GF brownies today, made by hubby using the standard recipe with chocolate chips added. I can’t imagine that this pan will be around for much longer. On nom nom.
So I’m calculating itemized deductions for my US federal tax filing, which means going through all my grocery receipts for the year and deciding how much more I spent making my groceries GF. I was diagnosed in January of 2013, so this is my first year adding this new process to my taxes.
Does anyone have tips for determining what the price of a ‘regular’ item is for comparison?

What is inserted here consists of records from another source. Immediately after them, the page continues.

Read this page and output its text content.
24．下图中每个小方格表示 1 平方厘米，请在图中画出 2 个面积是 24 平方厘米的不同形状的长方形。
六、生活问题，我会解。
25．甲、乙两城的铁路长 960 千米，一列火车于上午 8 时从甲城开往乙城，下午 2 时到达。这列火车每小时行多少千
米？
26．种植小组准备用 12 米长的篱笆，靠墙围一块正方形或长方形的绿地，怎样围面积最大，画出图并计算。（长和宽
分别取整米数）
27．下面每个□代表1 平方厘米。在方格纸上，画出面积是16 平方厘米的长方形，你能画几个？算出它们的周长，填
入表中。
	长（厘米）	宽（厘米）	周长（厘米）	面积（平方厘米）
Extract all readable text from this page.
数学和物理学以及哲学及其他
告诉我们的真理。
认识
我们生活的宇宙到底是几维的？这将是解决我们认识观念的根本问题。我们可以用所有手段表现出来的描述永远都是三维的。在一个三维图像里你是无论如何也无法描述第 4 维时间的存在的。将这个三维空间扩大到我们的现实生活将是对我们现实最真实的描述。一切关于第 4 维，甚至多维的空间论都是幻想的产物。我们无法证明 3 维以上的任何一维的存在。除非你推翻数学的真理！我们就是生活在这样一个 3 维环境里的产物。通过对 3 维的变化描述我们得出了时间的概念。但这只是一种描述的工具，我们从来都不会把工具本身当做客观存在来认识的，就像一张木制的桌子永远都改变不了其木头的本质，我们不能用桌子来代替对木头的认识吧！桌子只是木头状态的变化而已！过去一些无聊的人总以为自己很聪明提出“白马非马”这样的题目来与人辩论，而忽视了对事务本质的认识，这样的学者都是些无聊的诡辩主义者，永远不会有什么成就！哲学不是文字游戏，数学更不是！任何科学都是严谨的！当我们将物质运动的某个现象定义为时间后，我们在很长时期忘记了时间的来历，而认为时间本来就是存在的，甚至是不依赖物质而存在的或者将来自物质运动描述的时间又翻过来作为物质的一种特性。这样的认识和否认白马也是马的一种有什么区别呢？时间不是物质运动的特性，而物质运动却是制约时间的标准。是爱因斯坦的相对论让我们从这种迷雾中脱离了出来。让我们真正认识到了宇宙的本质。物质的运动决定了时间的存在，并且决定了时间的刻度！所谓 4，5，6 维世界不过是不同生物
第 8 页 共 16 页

Love the drama in this space.
How to manage GF cookies that are just a little too dry:
Pipe some icing in the middle. This is coconut milk icing, and it was yummy.

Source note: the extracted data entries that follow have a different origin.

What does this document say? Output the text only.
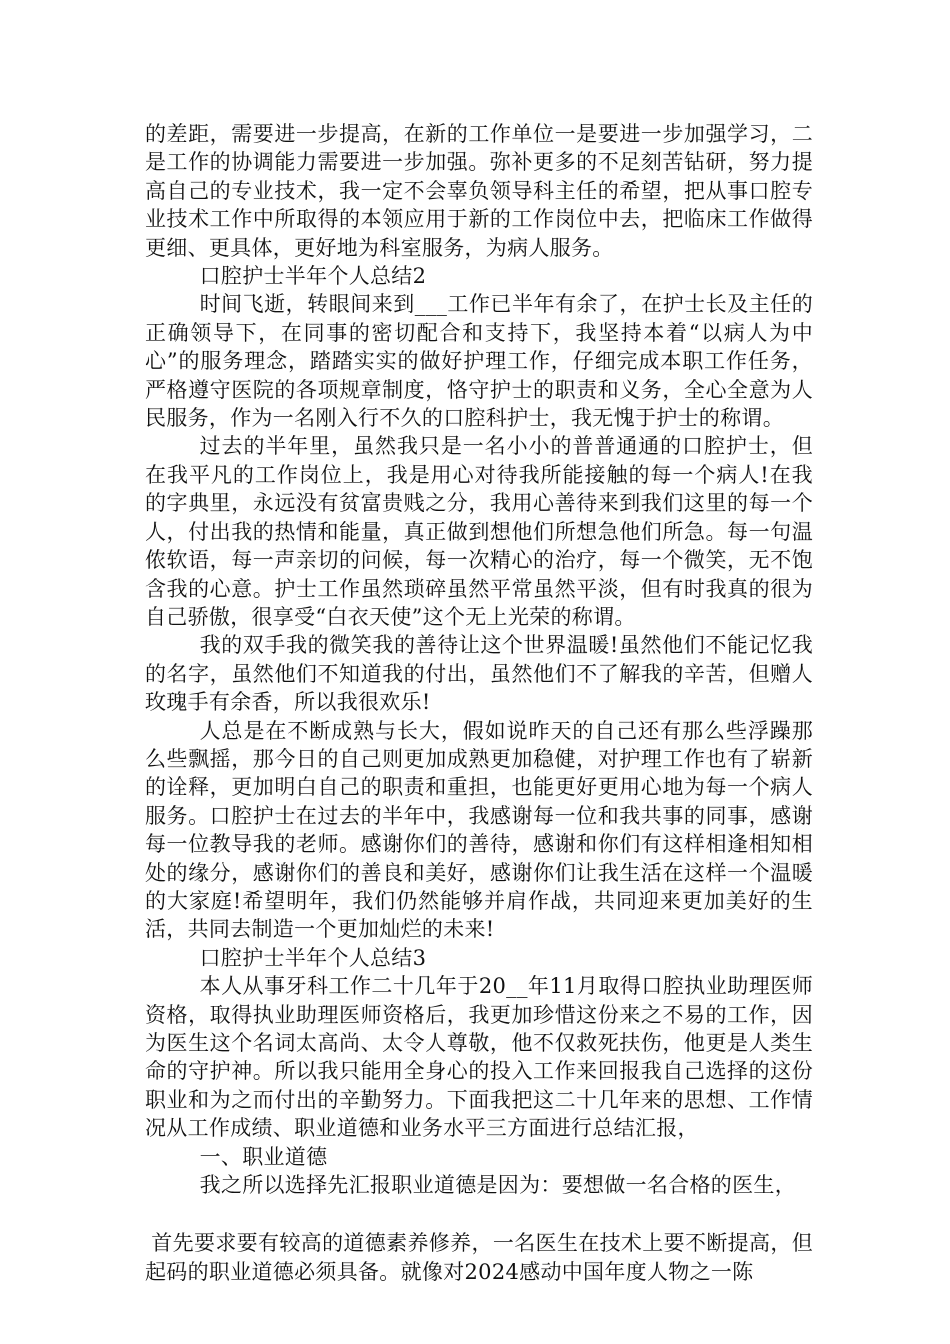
的差距，需要进一步提高，在新的工作单位一是要进一步加强学习，二是工作的协调能力需要进一步加强。弥补更多的不足刻苦钻研，努力提高自己的专业技术，我一定不会辜负领导科主任的希望，把从事口腔专业技术工作中所取得的本领应用于新的工作岗位中去，把临床工作做得更细、更具体，更好地为科室服务，为病人服务。

口腔护士半年个人总结2

时间飞逝，转眼间来到___工作已半年有余了，在护士长及主任的正确领导下，在同事的密切配合和支持下，我坚持本着“以病人为中心”的服务理念，踏踏实实的做好护理工作，仔细完成本职工作任务，严格遵守医院的各项规章制度，恪守护士的职责和义务，全心全意为人民服务，作为一名刚入行不久的口腔科护士，我无愧于护士的称谓。

过去的半年里，虽然我只是一名小小的普普通通的口腔护士，但在我平凡的工作岗位上，我是用心对待我所能接触的每一个病人!在我的字典里，永远没有贫富贵贱之分，我用心善待来到我们这里的每一个人，付出我的热情和能量，真正做到想他们所想急他们所急。每一句温侬软语，每一声亲切的问候，每一次精心的治疗，每一个微笑，无不饱含我的心意。护士工作虽然琐碎虽然平常虽然平淡，但有时我真的很为自己骄傲，很享受“白衣天使”这个无上光荣的称谓。

我的双手我的微笑我的善待让这个世界温暖!虽然他们不能记忆我的名字，虽然他们不知道我的付出，虽然他们不了解我的辛苦，但赠人玫瑰手有余香，所以我很欢乐!

人总是在不断成熟与长大，假如说昨天的自己还有那么些浮躁那么些飘摇，那今日的自己则更加成熟更加稳健，对护理工作也有了崭新的诠释，更加明白自己的职责和重担，也能更好更用心地为每一个病人服务。口腔护士在过去的半年中，我感谢每一位和我共事的同事，感谢每一位教导我的老师。感谢你们的善待，感谢和你们有这样相逢相知相处的缘分，感谢你们的善良和美好，感谢你们让我生活在这样一个温暖的大家庭!希望明年，我们仍然能够并肩作战，共同迎来更加美好的生活，共同去制造一个更加灿烂的未来!

口腔护士半年个人总结3

本人从事牙科工作二十几年于20__年11月取得口腔执业助理医师资格，取得执业助理医师资格后，我更加珍惜这份来之不易的工作，因为医生这个名词太高尚、太令人尊敬，他不仅救死扶伤，他更是人类生命的守护神。所以我只能用全身心的投入工作来回报我自己选择的这份职业和为之而付出的辛勤努力。下面我把这二十几年来的思想、工作情况从工作成绩、职业道德和业务水平三方面进行总结汇报，

一、职业道德

我之所以选择先汇报职业道德是因为：要想做一名合格的医生，

首先要求要有较高的道德素养修养，一名医生在技术上要不断提高，但起码的职业道德必须具备。就像对2024感动中国年度人物之一陈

So Pasta is one of the trending tags on Tumblr at the moment, and I clicked on it. It’s like a pictorial list of all the foods that don’t quite taste the same. Boo. Need stronger willpower to not miss those foods anymore.
My mom picked these up for me for Christmas. They were cinnamon-y and sweet and had a nice, tasty texture.
These remind me of regular Chip Ahoy cookies. My wheat-eater husband was scarfing them down, I had to hide the bag.
Found this recipe online a few days ago, and tried it out today.
Desired result: Slightly crispy, firm, moist, buttery spritz cookie, just like grandma used to make.
Actual result: Slightly rubbery, sweet coconut cookie that makes me feel super thirsty. It’s not a bad flavor, and it reminds me a lot of the coconut flavored Kind bar. It’s going to take me some time to make my way through them though.
Time to see if I can find another gluten free spritz recipe.